Hi Dom!
Great to hear you like the look of the forum - we’re continuing to work on it so all feedback is very welcome!
Thanks for your questions - let me tackle these one by one:
- Would it be possible to do this already in the Bitfount platform?
Unfortunately not at the moment. We do have the notion of weighted updates ‘under the hood’, but don’t yet expose it to users. We’ve filed a ticket our end to look at exposing it so it is easier for users to experiment with. In the meantime, we do have a work-around if you’d like to try it right now. I’ll DM the code to you for that.
- Would it also be advised to update the parameters on a per-batch rather than per-epoch basis?
In general, we advise that parameters are updated per-epoch, as this generally leads to faster convergence/training time. It is also the default setting in the system.
However, addressing the question more broadly, it is possible that one may want to experiment with per-batch synchronisation, in cases where there is a desire to more closely match the training process of ‘regular’ central training, such as in comparing federated/central training baselines. Bitfount therefore supports enabling per-batch synchronisation. Enabling this setting results in the ability to carry out ‘regular’ batch SGD, but by communicating the gradients between pod and modeller through the platform, rather than doing so centrally on a single CPU/GPU machine. However, as you may already guess, synchronising after every batch introduces a lot of overhead because of the aforementioned communication, slowing the training process down.

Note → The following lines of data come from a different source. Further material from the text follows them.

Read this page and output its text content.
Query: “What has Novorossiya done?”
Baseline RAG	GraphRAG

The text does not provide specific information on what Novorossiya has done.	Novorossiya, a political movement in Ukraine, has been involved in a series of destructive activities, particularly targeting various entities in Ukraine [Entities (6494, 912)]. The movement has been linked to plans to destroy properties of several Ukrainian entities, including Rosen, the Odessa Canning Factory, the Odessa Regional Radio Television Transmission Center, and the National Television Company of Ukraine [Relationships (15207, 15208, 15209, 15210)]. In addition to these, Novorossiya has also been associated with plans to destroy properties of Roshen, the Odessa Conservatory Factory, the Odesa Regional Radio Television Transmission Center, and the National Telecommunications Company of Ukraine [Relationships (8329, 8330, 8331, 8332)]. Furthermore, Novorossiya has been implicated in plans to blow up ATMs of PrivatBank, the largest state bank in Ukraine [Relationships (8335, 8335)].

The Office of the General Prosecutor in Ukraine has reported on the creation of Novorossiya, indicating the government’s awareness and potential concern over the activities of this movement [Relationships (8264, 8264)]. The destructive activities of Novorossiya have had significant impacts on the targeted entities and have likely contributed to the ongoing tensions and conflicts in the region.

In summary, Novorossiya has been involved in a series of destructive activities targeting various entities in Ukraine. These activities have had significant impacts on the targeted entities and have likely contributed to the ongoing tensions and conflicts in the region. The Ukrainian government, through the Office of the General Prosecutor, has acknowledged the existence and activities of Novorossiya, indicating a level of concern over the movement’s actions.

If you’d like to try this out though, you would need to modify the FederatedAveraging algorithm, to set the number of steps (i.e. batches) between parameter updates, and run a protocol which uses that algorithm as follows:
protocol = FederatedAveraging(
algorithm=FederatedModelTraining(model=model),
steps_between_parameter_updates=1,
)
protocol.run(pod_identifiers=pod_identifiers)
In support of our recommendation to synchronise every epoch, it has been found that generally, Federated Learning (or Federated Averaging) results in faster model convergence than Federated SGD over batches, just from the perspective of the learning problem and not taking into account the communication overhead (which if we did include, would show that it is even more advisable to synchronise less often). See for example Table 2 in the work by McMahan et. al.:
[https://arxiv.org/pdf/1602.05629.pdf](https://Communication-Efficient Learning of Deep Networks from Decentralized Data)
I hope that all makes sense, and please do feel free to continue the discussion here if you have any further thoughts/questions!